CFM5944 - Taxing loan relationships: gilts: adjusting indexed gilts for the RPI

Making the adjustment

For accounting periods starting on or after 1 January 2005, FA96/S94 requires that the amounts brought into account to calculate the RPI adjustment for index-linked gilts should be determined using fair value accounting.

References to an “authorised accruals basis” or an “authorised mark to market basis” refer only to the position prior to 1 January 2005.

FA96/S94 excludes any debits or credits so far as they relate to or include movement in the RPI from the company's tax computation. It does this by looking at

  • the value of the gilt at two different times
  • the change in RPI between those times.

The opening value of the gilt is increased or decreased by the percentage change in RPI. Any other changes in value, such as

  • issue discount or premium
  • market discount or premium

are reflected in the accounts as normal, with no adjustment.

Mark to market – Prior to 1 January 2005

Prior to 1 January 2005 a company accounting for an indexed gilt on a mark to market basis was likely to be holding it on trading account. Where trading debits or credits arose prior to 1 January 2005, an adjustment under S94 was not required.

Prior to 1 January 2005 any non-trading credit from a rise in RPI would increase the opening fair value of the gilt by the same amount. A non-trading debit, from a fall in RPI, would reduce the opening fair value of the gilt.

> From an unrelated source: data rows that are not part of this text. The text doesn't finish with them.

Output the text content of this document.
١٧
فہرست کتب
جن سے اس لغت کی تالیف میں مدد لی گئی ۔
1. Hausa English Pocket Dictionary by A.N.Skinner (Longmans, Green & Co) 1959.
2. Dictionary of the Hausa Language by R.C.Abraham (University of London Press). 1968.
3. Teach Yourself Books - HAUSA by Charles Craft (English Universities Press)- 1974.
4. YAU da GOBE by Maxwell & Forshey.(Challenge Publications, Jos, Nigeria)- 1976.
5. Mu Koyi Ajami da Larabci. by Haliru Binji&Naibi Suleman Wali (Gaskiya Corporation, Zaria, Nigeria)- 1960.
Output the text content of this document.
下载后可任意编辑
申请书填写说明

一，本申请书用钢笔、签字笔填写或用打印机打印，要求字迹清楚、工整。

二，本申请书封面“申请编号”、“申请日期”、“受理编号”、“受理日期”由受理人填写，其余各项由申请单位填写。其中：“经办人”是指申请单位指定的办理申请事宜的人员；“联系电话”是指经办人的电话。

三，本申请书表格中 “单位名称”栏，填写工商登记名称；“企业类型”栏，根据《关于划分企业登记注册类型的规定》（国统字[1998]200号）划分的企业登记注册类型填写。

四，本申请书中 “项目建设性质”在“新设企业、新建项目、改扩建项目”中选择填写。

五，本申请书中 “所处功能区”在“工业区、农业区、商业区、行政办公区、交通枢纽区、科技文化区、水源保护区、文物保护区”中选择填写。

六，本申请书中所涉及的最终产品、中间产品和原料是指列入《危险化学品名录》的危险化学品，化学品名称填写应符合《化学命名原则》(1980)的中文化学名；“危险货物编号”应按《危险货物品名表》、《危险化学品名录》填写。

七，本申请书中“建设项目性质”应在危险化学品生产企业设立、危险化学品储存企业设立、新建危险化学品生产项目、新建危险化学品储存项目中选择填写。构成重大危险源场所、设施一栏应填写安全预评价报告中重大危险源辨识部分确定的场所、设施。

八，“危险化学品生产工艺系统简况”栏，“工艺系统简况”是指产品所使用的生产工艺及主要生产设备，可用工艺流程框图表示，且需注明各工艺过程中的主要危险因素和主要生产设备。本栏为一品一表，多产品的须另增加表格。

Accruals – Prior to 1 January 2005

Even though the redemption amount would not be known for certain until the redemption date, the authorised accruals method used prior to 1 January 2005 brought in the expected yield at each accounting date, based on the rise in RPI for the period.

The opening value of the gilt was increased or decreased, under S94, by the amount brought in for changes in the RPI.

See the example at CFM5944a relating to periods prior to 1 January 2005, where the only change in the value of the gilt is due to the RPI and the gilt is held for non-trade purposes. For an explanation of the adjustment where the gilt is brought in at a discount or premium see CTM57640.

Fair value – From 1 January 2005 onwards

Depending on its classification, changes in the fair value of an asset can either appear in the income statement (profit and loss account) or statement of changes in equity in the company accounts – see CFM16115+.

The adjustment to disregard the index-linked amount for periods from 1 January 2005 onwards is made to the fair value of the gilt. The fair value of the gilt will reflect current interest rates and accrued interest, as well as the index-linking.

The opening fair value of the gilt is increased or decreased, under S94, by the amount computed as relating to changes in the RPI over the period. The difference between the opening fair value adjusted for RPI under S94 and the closing fair value in the company accounts, is the amount taxed as the loan relationship credit (or relieved as the loan relationship debit). This amount will reflect all movements in the fair value of the gilt, other than those attributed to RPI movements.

The method of calculation of the S94 adjustment using fair value is the same as shown in the example at CFM5944a using the accruals basis, except the opening value of the gilt is the opening fair value as given in the company accounts.